Jean-Marie se souvient étonnamment bien de sa naissance. D’ailleurs, il nous la raconte lui-même. C’était en 1944 dans la cave de la maison familiale. Depuis ce jour jusqu’à la mort de ses parents, il se remémore les moments importants de sa jeunesse : sa mère constamment aux fourneaux, son quartier, Saint-Nicolas, Elvis, les seins de Gina Lollobrigida,… La figure du père, ouvrier bourru mais affectueux, hante particulièrement cette succession de souvenirs plus ou moins heureux.
L’histoire nous replonge aussi dans une époque, celle de la région liégeoise des années soixante. C’est le temps des aciéries encore vaillantes et de la toute puissante société Cockerill, quand on tuait le cochon pour faire du boudin et que la conquête spatiale faisait encore rêver. Le récit ne sombre jamais pour autant dans la chronique d’un passé belgo-belge. À travers cette tranche de vie au « pays de l’usine », c’est avant tout une histoire universelle d’enfance qui nous est contée.
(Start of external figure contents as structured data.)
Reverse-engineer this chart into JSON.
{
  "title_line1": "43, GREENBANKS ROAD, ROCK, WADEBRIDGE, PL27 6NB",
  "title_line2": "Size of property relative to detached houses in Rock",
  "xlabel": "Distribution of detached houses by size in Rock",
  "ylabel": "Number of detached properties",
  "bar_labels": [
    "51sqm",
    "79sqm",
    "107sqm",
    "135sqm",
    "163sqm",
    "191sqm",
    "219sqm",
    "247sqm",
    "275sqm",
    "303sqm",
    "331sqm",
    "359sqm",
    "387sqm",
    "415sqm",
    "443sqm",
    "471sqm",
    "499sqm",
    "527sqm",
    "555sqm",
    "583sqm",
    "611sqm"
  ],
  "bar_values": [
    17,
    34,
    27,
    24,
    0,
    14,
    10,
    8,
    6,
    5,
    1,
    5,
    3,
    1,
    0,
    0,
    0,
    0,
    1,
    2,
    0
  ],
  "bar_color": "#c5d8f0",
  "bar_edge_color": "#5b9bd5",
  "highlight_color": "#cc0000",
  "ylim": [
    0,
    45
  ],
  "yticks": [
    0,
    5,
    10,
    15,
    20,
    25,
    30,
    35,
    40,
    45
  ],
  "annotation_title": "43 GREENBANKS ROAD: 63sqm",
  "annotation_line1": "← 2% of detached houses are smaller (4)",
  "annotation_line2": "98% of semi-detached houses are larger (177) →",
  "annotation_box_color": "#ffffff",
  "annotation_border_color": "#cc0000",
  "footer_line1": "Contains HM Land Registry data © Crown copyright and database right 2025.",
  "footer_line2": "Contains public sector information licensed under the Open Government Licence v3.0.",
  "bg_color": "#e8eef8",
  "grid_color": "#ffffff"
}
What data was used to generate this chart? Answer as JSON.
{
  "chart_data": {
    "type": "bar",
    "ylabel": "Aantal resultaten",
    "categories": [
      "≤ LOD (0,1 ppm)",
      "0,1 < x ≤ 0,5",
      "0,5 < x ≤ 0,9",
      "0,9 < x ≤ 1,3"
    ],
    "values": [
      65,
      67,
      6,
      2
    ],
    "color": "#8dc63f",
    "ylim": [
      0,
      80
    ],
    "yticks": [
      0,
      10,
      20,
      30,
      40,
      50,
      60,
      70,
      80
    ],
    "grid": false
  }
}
La grande réussite de Philippe Jeusette et de Virginie Thirion c’est d’avoir su donner corps à ce monologue en multipliant les personnages et les ambiances. La mise en scène très habile permet de passer facilement de la cuisine familiale à la rue, en passant par le pavillon du Spoutnik lors de l’exposition universelle de Bruxelles. Le texte s’appuie sur des images, des vieilles photos et des vidéos de famille, pour donner plus de consistance à l’enfance de Jean-Marie.
La pièce repose ouvertement sur la performance de Philippe Jeusette. Son interprétation sensible et chaleureuse sonne toujours juste et rend chacun de ses personnages irrésistiblement attachant, à tel point qu’on a le cœur serré chaque fois qu’il arrive malheur à l’un d’entre eux. Les interventions de Virginie Thirion et Eric Ronsse, plus discrètes, amènent des respirations et servent admirablement l’ensemble. Les talents de musicien d’Eric Ronsse contribuent d’ailleurs beaucoup à l’atmosphère de certaines scènes. Cette petite touche de musique « live » permet quelques intermèdes plus que bienvenus, que ce soit entre les scènes ou lors des moments chantés par les comédiens (il faut entendre Philippe Jeusette chanter du Elvis).
« J’habitais une maison sans grâce… » est un spectacle à la fois drôle et poignant. Philippe Jeusette prend manifestement beaucoup de plaisir à interpréter l’histoire touchante de Jean-Marie Piemme. Et le plaisir est partagé.